New on LowEndTalk? Please Register and read our Community Rules.
High bandwidth usage from my backups
I have two of my VPSes which archive /var/www/ and a MySQL dump once a day, then I use another VPS to download them from the VPSes.
The backups together are about 500MB, and are downloaded once a day with SFTP so bandwidth usage should be ~15GB/mo?
But it's already used 50GB banwidth in 5 days.
One thing I noticed the other day, is that one one of the VPSes it pulls backups from, it had about 30+ SSH processes open and everything had crashed but that hasn't happened since.
Here's my backup script
sftp -P port [email protected]:/*.7z backups/site1/;
sftp -P port [email protected]:/*.7z backups/site2/;
and crontab is set to run it every 24 hours
Comments
Where are you seeing the 50GB usuage?
SolusVM
P.S. on the VPSes which are being backed up, when the backup script is run the old backup.7z is deleted first, then replaced, so it's not download 1 backup on day 1, 2 on day 2, 3 on day 3, etc..
Use rsync, not sftp. No need to transfer the same data day after day after day....
Transfer files + mysqldumps to the backup server with rsync, then build redundancy on the backup server instead of archiving things on the production servers.
but if something happens and everything gets deleted on one of the production servers, won't that remove everything from the backup server if it's sync'd?
Only the last scratch file, he's saying to archive on the backup server (thus only the scratchdir would be hurt otherwise.)
Not as bad as when one of my backup scripts went wrong...
Updated post to include an example.
Don't have the --delete flag on.
My recommandation is dont compress your backups before you send them to the backup server. And then use git or rsync and not sftp should be better. At least with git you will only send the diffed changes with rsync i never rember if it sends the file diffs or files that changed
ah cool, I will look into rsync
thanks guys.
Ouch, did you get charged overage fees?
Disagree
If you don't use the --delete flag, then your synced copy will contain files that were intentionally removed from the live site. When the time comes to restore from the backup (which it will) you'll be restoring those files, which should not be there. Endless confusion ensues.
Your rsync copy should be a mirror. New files are added, deleted files are removed, changed files are updated.
To protect against loss or damage (e.g. a hacked site, or inadvertant user changes) you build redundancy on the backup server. So if the most recent backup (e.g. last night) is corrupt, damaged or missing files, you can fall back to a previous night.
You can build redundancy either by creating .gz archives (which is terribly wasteful of diskspace) or by using an app designed to do it efficiently, like rdiff-backup,
I just realised something, right now my backup method pulls a password protected archive from the other servers, so if it gets compromised that's the only thing they'll have access to.
If I use rsync, I'll need to have an account that has full read access to /var/www/ won't I? And the attacker will have access to every upload, config file and DB password (as well as a DB dump) on all of my servers.
To be honest the production servers are fine with the load, but it's still using a lot of bandwidth (used 27GB already since I made this thread)
Does anyone have any ideas why it's using so much bandwidth?
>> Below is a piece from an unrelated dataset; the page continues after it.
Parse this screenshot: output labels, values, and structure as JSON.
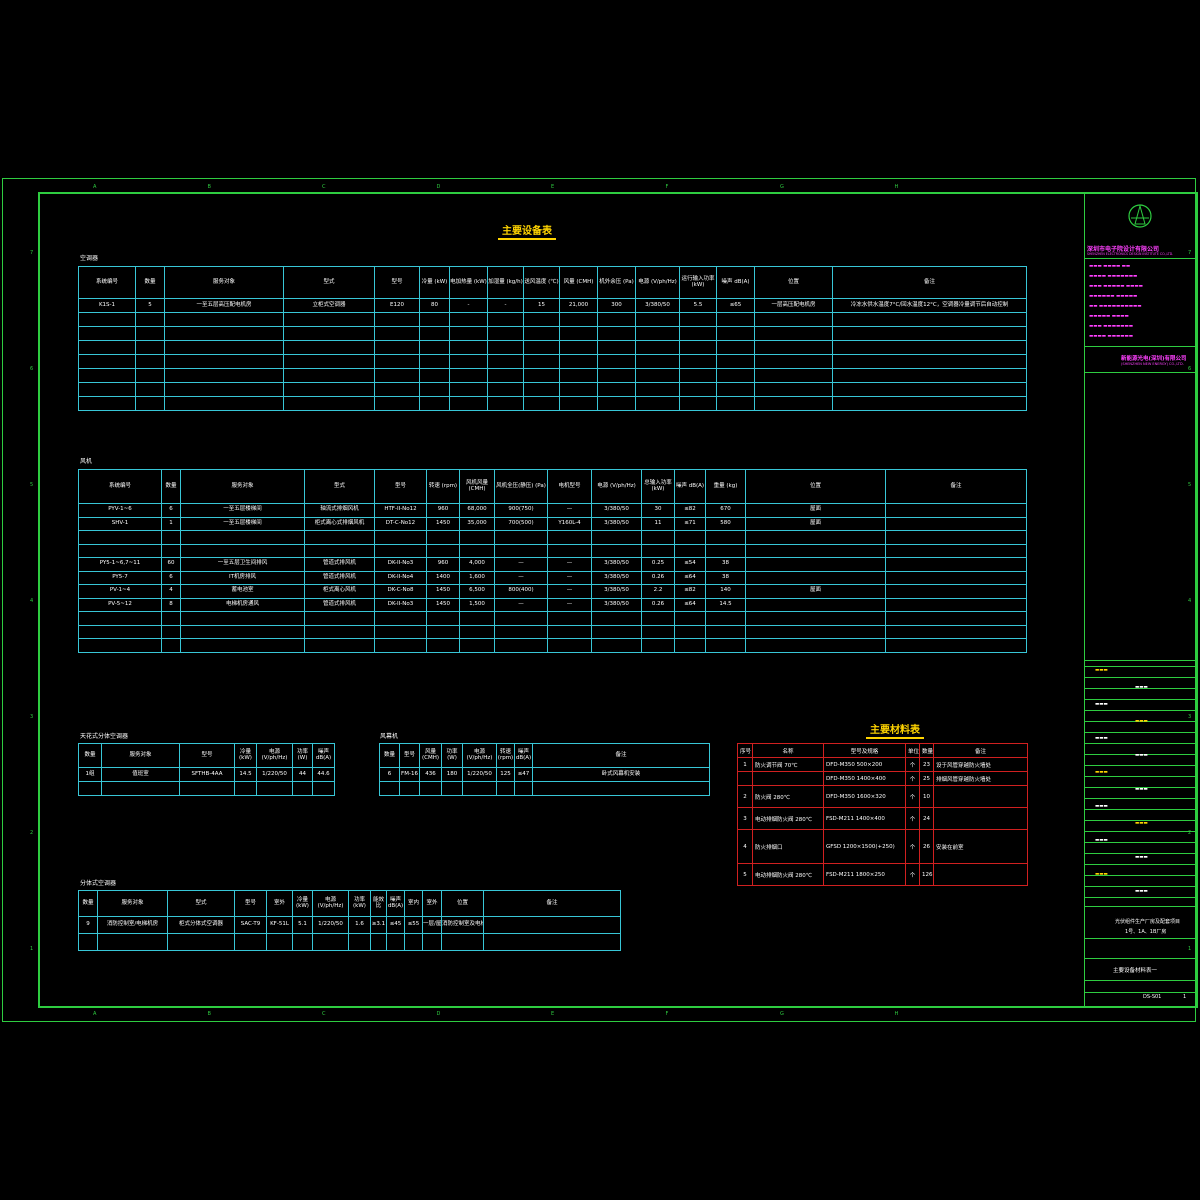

Should I use rsync just for the backup archives instead of sftp? and if so, how can I set it up so the backup user is locked to it's homedir (right now I'm using this for SFTP - https://wiki.archlinux.org/index.php/SFTP_chroot)
Use authprogs to restrict what an SSH user can do: https://pypi.python.org/pypi/authprogs/0.5.1
Use duplicity over rsync for the encryption and the compression. Both function similarly in efficiency (duplicity uses rsync's diff library, but doesn't demand anything from the remote server). Think of it like a poor man's rsync. Then you can continue using sftp.
+1 for duplicity.
Another option is to use rdiff-backup if you are comfortable with hard link.
I just solved it, it was a stupid cron mistake.
I'm gonna look into these other methods too though, thanks everyrone.